Laval is convinced that Germany has no intention to crush France. He said that he told Abetz that if such an intention lurked somewhere in the German mind it was fundamentally an error. France is defeated and Germany can for the moment trample on her at will. If she does the cycle will revolve and sooner or later, but inevitably, the French people will find ways and means of working the destruction of Germany.

Laval left Paris assured that the Germans entertain no such notion but that their plan contemplates a European federation of states in which France will play an important role compatible with its dignity and tradition.

Abetz left immediately for a conference with Hitler which extended over several days. Laval was due to return to Paris July 30 but the Germans have suggested that he postpone his return until the end of this week as the Fuehrer with his multiple preoccupations of the moment has not had time to study all of the subjects which were discussed by Laval. These subjects related principally to the economic life of the country which Laval emphasized could not continue without the resumption of free transport between the occupied and unoccupied zones.

Laval said he hoped for a better understanding on the part of the United States of France’s problems. He said that in selecting Henry-Haye as French Ambassador in Washington he had particularly in mind that Henry-Haye was better qualified than any Frenchman he knew to explain to Americans the terrible defeat which France has suffered and its need for American sympathy and support in the solution of the hard problems which face it.

I asked Laval about the program concerning war guilt and he said that Mandel6 who is now under detention at Mek [Meknès], Daladier,7 Reynaud,8 Blum,9 Léger10 and many others would be tried before the [Page 379] tribunals established for this purpose. He said “I do not want their lives but the country demands that the responsibility for the errors committed in persuading France to enter the war for which she was not prepared and the aims of which she did not clearly understand be fixed and that those responsible be punished. If this is not done voluntarily by the Government in an orderly fashion the country will rise up and accomplish it by revolutionary force and violence.” Daladier, he said, is undoubtedly an honest man but it is clearly demonstrated that he is incompetent and as Minister of War for a period of 4 years his responsibility is unquestionable.

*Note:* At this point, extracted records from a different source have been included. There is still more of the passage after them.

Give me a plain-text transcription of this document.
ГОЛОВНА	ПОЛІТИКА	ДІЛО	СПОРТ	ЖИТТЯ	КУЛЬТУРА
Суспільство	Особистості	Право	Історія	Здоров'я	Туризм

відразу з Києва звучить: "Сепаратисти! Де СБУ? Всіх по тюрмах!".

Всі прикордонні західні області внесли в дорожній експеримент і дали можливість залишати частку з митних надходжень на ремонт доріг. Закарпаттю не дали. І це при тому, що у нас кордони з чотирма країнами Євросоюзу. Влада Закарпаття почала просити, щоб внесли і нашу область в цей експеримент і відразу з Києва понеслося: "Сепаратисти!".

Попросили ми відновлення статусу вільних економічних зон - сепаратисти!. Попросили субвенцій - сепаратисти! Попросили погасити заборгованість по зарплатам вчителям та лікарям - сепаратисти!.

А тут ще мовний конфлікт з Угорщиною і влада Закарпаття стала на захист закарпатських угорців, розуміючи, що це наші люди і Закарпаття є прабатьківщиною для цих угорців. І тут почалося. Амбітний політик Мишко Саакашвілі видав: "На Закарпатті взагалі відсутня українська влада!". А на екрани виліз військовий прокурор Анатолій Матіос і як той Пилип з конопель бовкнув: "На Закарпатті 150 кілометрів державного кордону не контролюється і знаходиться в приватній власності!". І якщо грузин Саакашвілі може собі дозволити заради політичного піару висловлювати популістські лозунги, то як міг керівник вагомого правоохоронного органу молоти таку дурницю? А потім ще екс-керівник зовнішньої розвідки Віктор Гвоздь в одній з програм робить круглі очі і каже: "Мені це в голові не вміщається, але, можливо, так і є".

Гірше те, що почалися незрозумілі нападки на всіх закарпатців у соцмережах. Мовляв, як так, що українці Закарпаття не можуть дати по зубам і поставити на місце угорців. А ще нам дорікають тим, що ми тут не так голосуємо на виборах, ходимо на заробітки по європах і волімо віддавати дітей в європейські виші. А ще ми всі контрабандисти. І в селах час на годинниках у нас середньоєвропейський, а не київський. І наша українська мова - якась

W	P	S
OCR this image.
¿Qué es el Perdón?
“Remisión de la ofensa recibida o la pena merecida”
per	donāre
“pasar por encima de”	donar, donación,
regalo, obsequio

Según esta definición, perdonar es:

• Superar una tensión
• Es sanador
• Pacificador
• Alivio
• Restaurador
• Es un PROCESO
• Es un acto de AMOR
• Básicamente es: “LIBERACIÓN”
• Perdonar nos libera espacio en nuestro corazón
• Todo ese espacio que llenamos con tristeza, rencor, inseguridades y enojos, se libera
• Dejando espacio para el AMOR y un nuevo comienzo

We then discussed Anglo-French relations and Laval launched into a lengthy exposition of the reasons for his dislike and distrust of the English. He said that he thought that the campaign against England was due to start and believed it would begin about August 1. (The Germans yesterday ordered the stoppage of all train service between occupied and unoccupied territory.) Speaking personally and off the record, he said he had announced it before and did not hesitate again to say that “he hoped ardently that the English would be defeated.” He said that France had suffered too often as a result of British dishonesty and hypocrisy. He spoke with a deep-seated conviction resulting he said from his personal experiences as Prime Minister and Minister of Foreign Affairs.

In 1931 when the British Chargé d’Affaires in Paris came to him at 1 o’clock in the morning in a state of extreme perturbation and said that his Government urgently needed French financial assistance as the Bank of England was in an insolvent condition Laval told him that the doors of the Bank of France were open and that England could have all the assistance that France could afford. He said that the British Chargé Campbell left his room with his eyes streaming with tears of gratitude but that England had never manifested the slightest bit of gratitude. On the contrary it countered through smug Baldwin11 and dilettante Eden12 by using every subversive means to defeat Laval’s Italian policy.

Laval said that the quality of the British which he feared more than their hypocrisy and dishonesty is their stupidity.

British-Italian policy during the past years has amply demonstrated their capacity for stupidity. The blind policy of sanctions against Italy was followed by the British master stroke of concluding secretly with Germany the Naval Pact of 1935—a glowing example of perfidious Albion.

The British conduct since Munich has been a series of blunders which resulted in pushing France into a war for which she was totally [Page 380] unprepared at a time when Britain was without an army and for a reason which baffled and left unconvinced a large section of the French people. Laval said that he and many of his compatriots had never agreed that the Versailles arrangement of Danzig and the Corridor was sensible and to wait for such an issue to plunge the country into war was just another example of English stupidity.

The capstone to the British edifice of errors is British post armistice treachery which included a belated effort through British consular representatives in North Africa to bribe French officials to mutiny followed by a blundering attempt on French naval units and the senseless and barbarous machine gunning of helpless French sailors, said Laval.

Laval feels that if secret conversations are not now going on between England and Germany it is not at all impossible that if the first German attack does not succeed, the Churchill Government will fall and be replaced by one which will include such men as Lloyd George.

Laval said that France will go slowly with political and civic reforms hoping to act in consonance with the development of public opinion. He said that while France hoped to adapt its political forms to the best it could derive from the American Constitution and the German and Italian forms of government, he also had distinctly in mind the customs and habits of the French people. He, therefore, had no intention to build a political structure hastily which would only meet with public discontent later on.

  1. Pierre Laval, French Vice President of the Council of Ministers.
  2. Otto Abetz, German representative at Paris.
  3. Joachim von Ribbentrop, Reich Minister for Foreign Affairs.
  4. Georges Mandel, French ex-Minister of the Interior.
  5. Edouard Daladier, French ex-President of the Council of Ministers.
  6. Paul Reynaud, French ex-President of the Council of Ministers.
  7. Léon Blum, French Socialist leader and ex-President of the Council of Ministers.
  8. Alexis Léger, ex-Secretary General of the French Foreign Office.
  9. Stanley Baldwin, former British Prime Minister.
  10. Anthony Eden, British Secretary for Dominion Affairs.